Par conséquent, lorsque ces individus deviennent parents, il est courant que différentes caractéristiques qu’ils souhaitaient atteindre se projettent sur leurs enfants, faisant de l’enfant l’objet narcissique de leurs parents. C’est pourquoi, selon l’enseignant, il est courant que des exigences inatteignables soient imposées aux enfants et aux adolescents qui, souvent, ne reçoivent pas l’attention nécessaire concernant leurs souffrances et leurs difficultés. « Il y a une inversion des rôles et des fonctions dans laquelle ce sont les enfants qui doivent répondre aux besoins de leurs parents et non l’inverse », ajoute-t-il.

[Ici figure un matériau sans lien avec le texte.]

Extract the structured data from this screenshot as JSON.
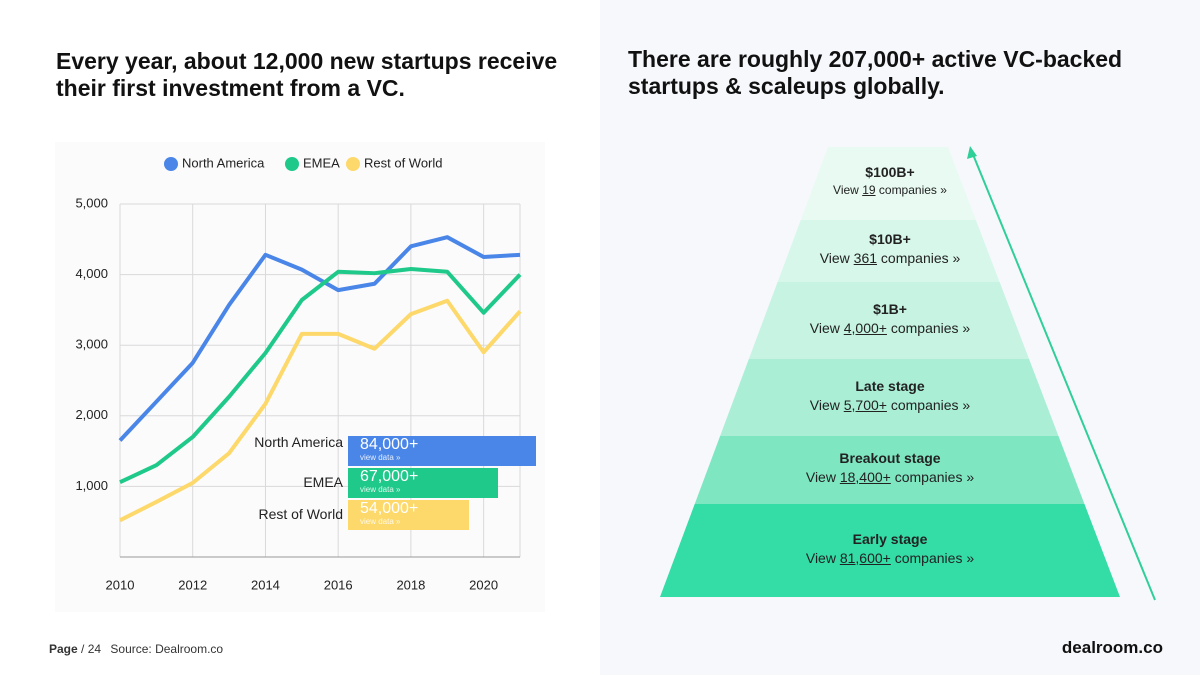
{
  "slide": {
    "left_title": "Every year, about 12,000 new startups receive their first investment from a VC.",
    "right_title": "There are roughly 207,000+ active VC-backed startups & scaleups globally.",
    "footer": {
      "page_word": "Page",
      "page_number": "/ 24",
      "source": "Source: Dealroom.co",
      "brand": "dealroom.co"
    }
  },
  "chart_data": {
    "type": "line",
    "x": [
      2010,
      2011,
      2012,
      2013,
      2014,
      2015,
      2016,
      2017,
      2018,
      2019,
      2020,
      2021
    ],
    "series": [
      {
        "name": "North America",
        "color": "#4a86e8",
        "values": [
          1650,
          2200,
          2750,
          3570,
          4280,
          4070,
          3780,
          3870,
          4400,
          4530,
          4250,
          4280
        ]
      },
      {
        "name": "EMEA",
        "color": "#1fc98a",
        "values": [
          1060,
          1300,
          1700,
          2270,
          2890,
          3640,
          4040,
          4020,
          4080,
          4040,
          3460,
          4000
        ]
      },
      {
        "name": "Rest of World",
        "color": "#fdd86a",
        "values": [
          520,
          780,
          1050,
          1470,
          2170,
          3160,
          3160,
          2950,
          3440,
          3630,
          2900,
          3480
        ]
      }
    ],
    "xlim": [
      2010,
      2021
    ],
    "xticks": [
      2010,
      2012,
      2014,
      2016,
      2018,
      2020
    ],
    "ylim": [
      0,
      5000
    ],
    "yticks": [
      {
        "value": 1000,
        "label": "1,000"
      },
      {
        "value": 2000,
        "label": "2,000"
      },
      {
        "value": 3000,
        "label": "3,000"
      },
      {
        "value": 4000,
        "label": "4,000"
      },
      {
        "value": 5000,
        "label": "5,000"
      }
    ],
    "grid": true,
    "legend": "top",
    "totals": {
      "categories": [
        "North America",
        "EMEA",
        "Rest of World"
      ],
      "values": [
        84000,
        67000,
        54000
      ],
      "value_labels": [
        "84,000+",
        "67,000+",
        "54,000+"
      ],
      "link_text": "view data »"
    }
  },
  "pyramid": {
    "levels": [
      {
        "title": "$100B+",
        "prefix": "View",
        "count": "19",
        "suffix": "companies »"
      },
      {
        "title": "$10B+",
        "prefix": "View",
        "count": "361",
        "suffix": "companies »"
      },
      {
        "title": "$1B+",
        "prefix": "View",
        "count": "4,000+",
        "suffix": "companies »"
      },
      {
        "title": "Late stage",
        "prefix": "View",
        "count": "5,700+",
        "suffix": "companies »"
      },
      {
        "title": "Breakout stage",
        "prefix": "View",
        "count": "18,400+",
        "suffix": "companies »"
      },
      {
        "title": "Early stage",
        "prefix": "View",
        "count": "81,600+",
        "suffix": "companies »"
      }
    ]
  }
}
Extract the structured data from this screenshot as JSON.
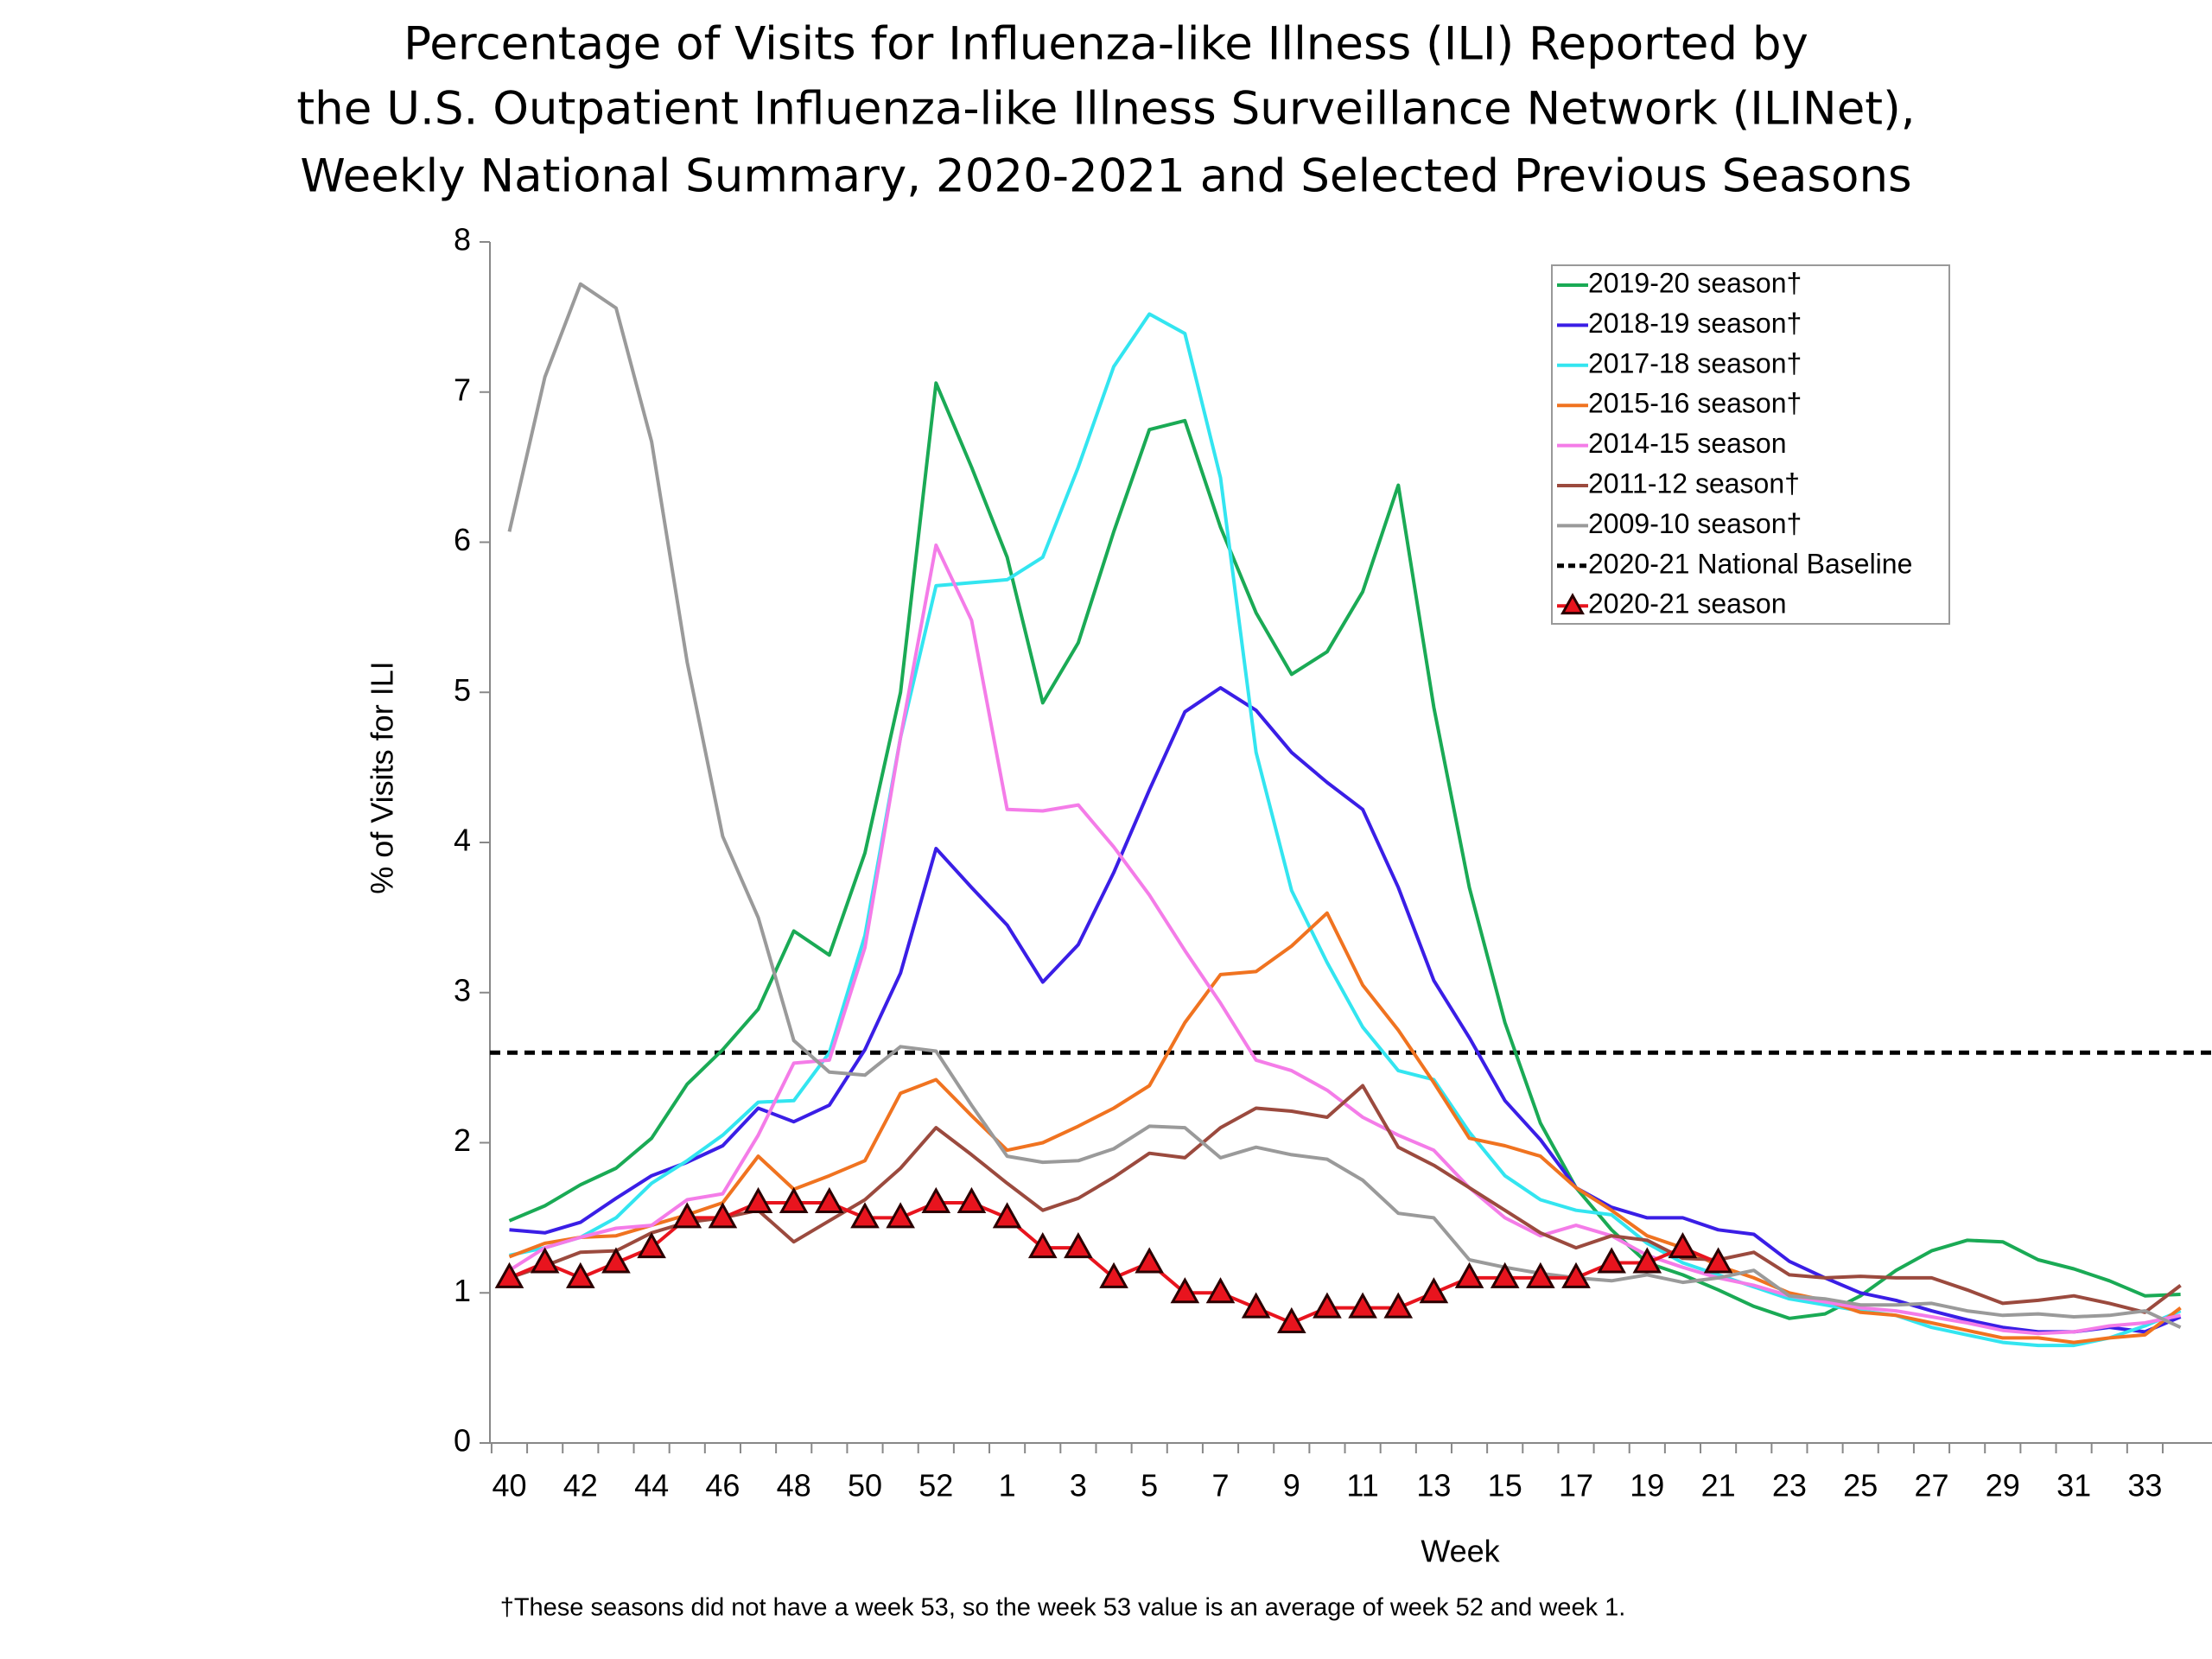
{
  "chart_data": {
    "type": "line",
    "title": [
      "Percentage of Visits for Influenza-like Illness (ILI) Reported by",
      "the U.S. Outpatient Influenza-like Illness Surveillance Network (ILINet),",
      "Weekly National Summary, 2020-2021 and Selected Previous Seasons"
    ],
    "x_label": "Week",
    "y_label": "% of Visits for ILI",
    "footnote": "†These seasons did not have a week 53, so the week 53 value is an average of week 52 and week 1.",
    "categories": [
      40,
      null,
      42,
      null,
      44,
      null,
      46,
      null,
      48,
      null,
      50,
      null,
      52,
      null,
      1,
      null,
      3,
      null,
      5,
      null,
      7,
      null,
      9,
      null,
      11,
      null,
      13,
      null,
      15,
      null,
      17,
      null,
      19,
      null,
      21,
      null,
      23,
      null,
      25,
      null,
      27,
      null,
      29,
      null,
      31,
      null,
      33,
      null
    ],
    "ylim": [
      0,
      8
    ],
    "yticks": [
      0,
      1,
      2,
      3,
      4,
      5,
      6,
      7,
      8
    ],
    "baseline": {
      "name": "2020-21 National Baseline",
      "value": 2.6,
      "color": "#000000"
    },
    "series": [
      {
        "name": "2019-20 season†",
        "color": "#1aaa55",
        "values": [
          1.48,
          1.58,
          1.72,
          1.83,
          2.03,
          2.39,
          2.62,
          2.89,
          3.41,
          3.25,
          3.93,
          5.0,
          7.06,
          6.5,
          5.9,
          4.93,
          5.33,
          6.07,
          6.75,
          6.81,
          6.1,
          5.53,
          5.12,
          5.27,
          5.67,
          6.38,
          4.9,
          3.7,
          2.8,
          2.13,
          1.7,
          1.42,
          1.2,
          1.12,
          1.02,
          0.91,
          0.83,
          0.86,
          0.98,
          1.15,
          1.28,
          1.35,
          1.34,
          1.22,
          1.16,
          1.08,
          0.98,
          0.99
        ]
      },
      {
        "name": "2018-19 season†",
        "color": "#3a1ee6",
        "values": [
          1.42,
          1.4,
          1.47,
          1.63,
          1.78,
          1.87,
          1.98,
          2.23,
          2.14,
          2.25,
          2.62,
          3.13,
          3.96,
          3.7,
          3.45,
          3.07,
          3.32,
          3.8,
          4.35,
          4.87,
          5.03,
          4.88,
          4.6,
          4.4,
          4.22,
          3.7,
          3.08,
          2.7,
          2.28,
          2.02,
          1.7,
          1.57,
          1.5,
          1.5,
          1.42,
          1.39,
          1.21,
          1.1,
          1.0,
          0.95,
          0.88,
          0.82,
          0.77,
          0.74,
          0.74,
          0.77,
          0.74,
          0.84
        ]
      },
      {
        "name": "2017-18 season†",
        "color": "#33e5f0",
        "values": [
          1.25,
          1.3,
          1.37,
          1.5,
          1.73,
          1.88,
          2.05,
          2.27,
          2.28,
          2.6,
          3.38,
          4.7,
          5.71,
          5.73,
          5.75,
          5.9,
          6.5,
          7.17,
          7.52,
          7.39,
          6.43,
          4.6,
          3.68,
          3.2,
          2.77,
          2.48,
          2.42,
          2.07,
          1.78,
          1.62,
          1.55,
          1.52,
          1.33,
          1.2,
          1.12,
          1.04,
          0.96,
          0.92,
          0.88,
          0.85,
          0.77,
          0.72,
          0.67,
          0.65,
          0.65,
          0.7,
          0.78,
          0.88
        ]
      },
      {
        "name": "2015-16 season†",
        "color": "#f07320",
        "values": [
          1.24,
          1.33,
          1.37,
          1.38,
          1.45,
          1.52,
          1.6,
          1.91,
          1.69,
          1.78,
          1.88,
          2.33,
          2.42,
          2.18,
          1.95,
          2.0,
          2.11,
          2.23,
          2.38,
          2.8,
          3.12,
          3.14,
          3.31,
          3.53,
          3.05,
          2.75,
          2.4,
          2.03,
          1.98,
          1.91,
          1.7,
          1.55,
          1.38,
          1.3,
          1.18,
          1.1,
          1.0,
          0.95,
          0.87,
          0.85,
          0.8,
          0.75,
          0.7,
          0.7,
          0.67,
          0.7,
          0.72,
          0.9
        ]
      },
      {
        "name": "2014-15 season",
        "color": "#f47ce8",
        "values": [
          1.15,
          1.3,
          1.37,
          1.43,
          1.45,
          1.62,
          1.66,
          2.05,
          2.53,
          2.55,
          3.3,
          4.7,
          5.98,
          5.48,
          4.22,
          4.21,
          4.25,
          3.97,
          3.65,
          3.28,
          2.93,
          2.55,
          2.48,
          2.35,
          2.17,
          2.05,
          1.95,
          1.7,
          1.5,
          1.38,
          1.45,
          1.38,
          1.25,
          1.17,
          1.1,
          1.05,
          0.98,
          0.94,
          0.9,
          0.88,
          0.84,
          0.8,
          0.75,
          0.73,
          0.74,
          0.78,
          0.8,
          0.85
        ]
      },
      {
        "name": "2011-12 season†",
        "color": "#9b4a3e",
        "values": [
          1.1,
          1.18,
          1.27,
          1.28,
          1.4,
          1.47,
          1.5,
          1.55,
          1.34,
          1.48,
          1.62,
          1.83,
          2.1,
          1.92,
          1.73,
          1.55,
          1.63,
          1.77,
          1.93,
          1.9,
          2.1,
          2.23,
          2.21,
          2.17,
          2.38,
          1.97,
          1.85,
          1.7,
          1.55,
          1.4,
          1.3,
          1.38,
          1.35,
          1.23,
          1.22,
          1.27,
          1.12,
          1.1,
          1.11,
          1.1,
          1.1,
          1.02,
          0.93,
          0.95,
          0.98,
          0.93,
          0.87,
          1.05
        ]
      },
      {
        "name": "2009-10 season†",
        "color": "#9a9a9a",
        "values": [
          6.07,
          7.1,
          7.72,
          7.56,
          6.67,
          5.2,
          4.04,
          3.5,
          2.68,
          2.47,
          2.45,
          2.64,
          2.61,
          2.25,
          1.91,
          1.87,
          1.88,
          1.96,
          2.11,
          2.1,
          1.9,
          1.97,
          1.92,
          1.89,
          1.75,
          1.53,
          1.5,
          1.22,
          1.17,
          1.13,
          1.1,
          1.08,
          1.12,
          1.07,
          1.1,
          1.15,
          0.98,
          0.96,
          0.92,
          0.92,
          0.93,
          0.88,
          0.85,
          0.86,
          0.84,
          0.85,
          0.88,
          0.77
        ]
      },
      {
        "name": "2020-21 season",
        "color": "#e8141e",
        "marker": "triangle",
        "values": [
          1.1,
          1.2,
          1.1,
          1.2,
          1.3,
          1.5,
          1.5,
          1.6,
          1.6,
          1.6,
          1.5,
          1.5,
          1.6,
          1.6,
          1.5,
          1.3,
          1.3,
          1.1,
          1.2,
          1.0,
          1.0,
          0.9,
          0.8,
          0.9,
          0.9,
          0.9,
          1.0,
          1.1,
          1.1,
          1.1,
          1.1,
          1.2,
          1.2,
          1.3,
          1.2,
          null,
          null,
          null,
          null,
          null,
          null,
          null,
          null,
          null,
          null,
          null,
          null,
          null
        ]
      }
    ]
  }
}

Par ailleurs, on observe que les difficultés relationnelles entre enfants et parents narcissiques se renforcent au cours de l’adolescence, période au cours de laquelle les différences et le besoin d’autonomie s’accentuent.
« Les enfants se retrouvent étouffés dans leur existence, incapables de se procurer le minimum de narcissisme qui leur garantirait une existence individuelle. Dans des situations extrêmes, les enfants peuvent recourir à la distanciation, conduisant à une rupture avec leurs parents pour survivre d’un point de vue affectif », explique Valéria.
Soutien psychologique
Pour les personnes qui vivent des situations résultant du narcissisme, le soutien psychologique semble essentiel, étant, dans bien des cas, le seul moyen de préserver la santé mentale de chacun. Valéria explique ainsi que, pour les parents, il faut chercher à comprendre les raisons qui ont contribué à l’inflation des caractéristiques narcissiques.
Pour les enfants, en revanche, il faudrait créer un espace sûr dans lequel il serait possible à ces individus d’exprimer leurs individualités afin de projeter un chemin unique. En outre, le professeur Paulo Endo estime également que l’élaboration d’une nouvelle perception du sujet au-delà de lui-même tend à contribuer à la production de l’expérience de l’altérité. Ainsi, c’est à travers le processus de limitation de l’individu face à d’autres qui pensent, ressentent et désirent d’une manière différente qu’une expansion peut se produire.
« C’est alors que mon univers, qui durerait autour du « moi », s’étend aussi vers l’autre, se complète, s’enrichit et se complexifie », ajoute Endo. Ainsi, l’expérience de la différence, du risque et de la nouveauté par rapport à ce qui est complètement étranger contribue à réduire le rejet de tout ce qui se présente différemment de soi.